La transparence est une belle et grande chose. Il est essentiel qu'une institution publique comme la Caisse de dépôt et de placement du Québec informe et rende des comptes sur ses activités. Pour que les citoyens connaissent la santé de leur bas de laine et puissent évaluer la qualité de sa gestion.
Voilà pour le principe. Mais une fois qu'on a dit ça, on n'a pas dit grand-chose. Il faut être transparent. Encore faut-il savoir quand, comment et envers qui. La transparence, ce n'est pas pour faire plaisir aux journalistes ou pour satisfaire les appétits partisans des politiciens.
Dans le cas de la Caisse, il faut se méfier des analogies boiteuses. Par exemple, quand on se demande pourquoi, dans la crise du papier commercial, cette institution publique est plus cachottière que des banques, comme l'a fait le critique adéquiste en matière des finances, Gilles Taillon.
Il y a une raison pour laquelle les banques et les autres sociétés cotées en Bourse sont astreintes à présenter des résultats trimestriels; c'est parce qu'il y a des actionnaires qui, à tout moment, peuvent acheter et vendre des actions et doivent donc avoir une idée très précise de la valeur sous-jacente du titre. Cette obligation comporte un coût, une forme de tyrannie du moment présent qui impose des stratégies à court terme.
Les titres de la Caisse de dépôt ne sont pas échangés au jour le jour. Elle gère des actifs utilisés sur une très longue période, surtout par des fonds de pension. Son action se situe dans le long terme, et elle doit être à l'abri des pressions quotidiennes. En outre, son poids dans le marché lui impose une grande discrétion. Il est normal que les règles de reddition de comptes reflètent cela. L'obligation d'informer ses commettants, les institutions qui lui confient leurs fonds, et l'obligation de donner une information complète sur ses activités à chaque année.
Il n'y a pas de raison de changer ces règles parce qu'il y a eu une crise du papier commercial. Y a-t-il un avantage à connaître en novembre plutôt qu'en janvier l'ampleur des sommes que la Caisse a perdues dans l'aventure? Non. Au contraire, le temps dont dispose la Caisse lui permet de poursuive l'analyse de ces actifs et donc de divulguer quand elle aura l'heure juste et aura eu le temps nécessaire pour limiter les dégâts. C'est dans l'intérêt public et on devrait s'en réjouir.
Ce qu'on sait, d'après les propos du PDG de la caisse, Henri-Paul Rousseau, c'est que, rétrospectivement, la Caisse a fait un mauvais choix en s'engageant trop dans ce type d'investissement.

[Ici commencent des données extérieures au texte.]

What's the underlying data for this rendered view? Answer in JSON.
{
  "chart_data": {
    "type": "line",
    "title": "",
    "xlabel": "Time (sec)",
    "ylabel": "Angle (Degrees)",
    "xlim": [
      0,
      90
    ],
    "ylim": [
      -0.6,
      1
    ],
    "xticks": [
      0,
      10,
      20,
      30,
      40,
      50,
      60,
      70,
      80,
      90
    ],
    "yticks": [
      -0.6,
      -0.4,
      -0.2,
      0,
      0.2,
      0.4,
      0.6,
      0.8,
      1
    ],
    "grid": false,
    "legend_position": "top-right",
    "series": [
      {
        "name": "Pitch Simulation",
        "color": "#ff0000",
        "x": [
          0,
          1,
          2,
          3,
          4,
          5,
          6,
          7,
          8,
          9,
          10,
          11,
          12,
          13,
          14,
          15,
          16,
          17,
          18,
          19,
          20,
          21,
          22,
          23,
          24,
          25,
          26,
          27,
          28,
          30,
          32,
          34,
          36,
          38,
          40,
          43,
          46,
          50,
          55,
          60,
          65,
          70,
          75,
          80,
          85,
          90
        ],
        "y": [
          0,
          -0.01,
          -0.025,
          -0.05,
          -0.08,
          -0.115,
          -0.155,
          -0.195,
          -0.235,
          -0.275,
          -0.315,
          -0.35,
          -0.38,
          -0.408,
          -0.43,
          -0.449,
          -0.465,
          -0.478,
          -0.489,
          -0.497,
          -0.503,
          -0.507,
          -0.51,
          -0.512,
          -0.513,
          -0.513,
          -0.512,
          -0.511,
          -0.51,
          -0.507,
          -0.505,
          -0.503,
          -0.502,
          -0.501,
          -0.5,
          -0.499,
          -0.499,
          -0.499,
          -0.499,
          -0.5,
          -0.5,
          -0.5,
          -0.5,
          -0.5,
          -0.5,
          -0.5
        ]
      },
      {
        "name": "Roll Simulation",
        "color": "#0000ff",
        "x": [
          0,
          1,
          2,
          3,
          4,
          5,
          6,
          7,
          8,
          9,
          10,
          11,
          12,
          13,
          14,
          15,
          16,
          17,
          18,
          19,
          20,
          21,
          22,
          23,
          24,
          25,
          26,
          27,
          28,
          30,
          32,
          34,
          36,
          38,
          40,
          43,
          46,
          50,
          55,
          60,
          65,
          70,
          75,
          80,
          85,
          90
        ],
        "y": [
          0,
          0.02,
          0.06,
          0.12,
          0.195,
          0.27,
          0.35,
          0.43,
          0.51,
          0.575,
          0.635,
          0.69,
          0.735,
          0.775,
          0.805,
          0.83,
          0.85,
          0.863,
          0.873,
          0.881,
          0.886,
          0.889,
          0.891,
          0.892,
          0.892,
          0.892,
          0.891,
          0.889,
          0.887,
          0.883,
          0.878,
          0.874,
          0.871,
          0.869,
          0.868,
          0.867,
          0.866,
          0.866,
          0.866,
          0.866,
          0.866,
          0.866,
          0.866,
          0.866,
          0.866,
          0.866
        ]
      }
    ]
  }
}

Pas par négligence, mais sur la base d'une évaluation du risque incorrecte quant à la façon dont le système bancaire réagirait à la crise. La caisse a manifestement fait un mauvais call.
Quelle en sera l'ampleur? Sur 13,2 milliards détenus dans des PCAÀ de tiers, ce qui est beaucoup, un milliard se trouve dans des subprime, très à risque, sur lesquels la caisse pense devoir faire, au maximum, une provision de 500 millions. Sur les 12,2 milliards restants, M. Rousseau refuse d'évaluer les pertes mais affirme que ce sont des actifs de qualité. Le chiffre de 3 milliards que le député péquiste François Legault essayait de lui mettre dans la bouche semble très loin de la réalité. Les indications indirectes du PDG de la Caisse pointent plutôt vers une perte relativement modeste, qu'il faudra l'évaluer à la lumière de l'ensemble des résultats de la Caisse et de la performance des autres joueurs.
J'ai écouté au complet la présentation de Henri-Paul Rousseau devant la commission parlementaire, et j'ai trouvé ça gênant. C'est un forum partisan, où les députés ne sont pas intéressés à la transparence. Ils sont là pour marquer des points. Les députés ministériels félicitent la Caisse, ceux de l'opposition la critiquent dans l'espoir d'éclabousser le gouvernement et, dans le cas du PQ, de louanger a posteriori sa propre administration.
Les échanges suscitaient en outre un malaise parce que, manifestement, péquistes et adéquistes veulent revoir le mandat de la Caisse et veulent la contrôler davantage. Ils avaient donc le plus grand mal à comprendre, et donc à respecter, le principe de l'indépendance de la Caisse, ce qui a forcé son PDG à leur faire à plusieurs reprises des leçons de gouvernance. Le monde à l'envers.
Mais ce qui est clair, c'est que le pire endroit pour discuter de ces choses, c'est le salon rouge de l'Assemblée nationale. Et il en sera ainsi tant que les parlementaires seront incapables de surmonter leurs pulsions partisanes.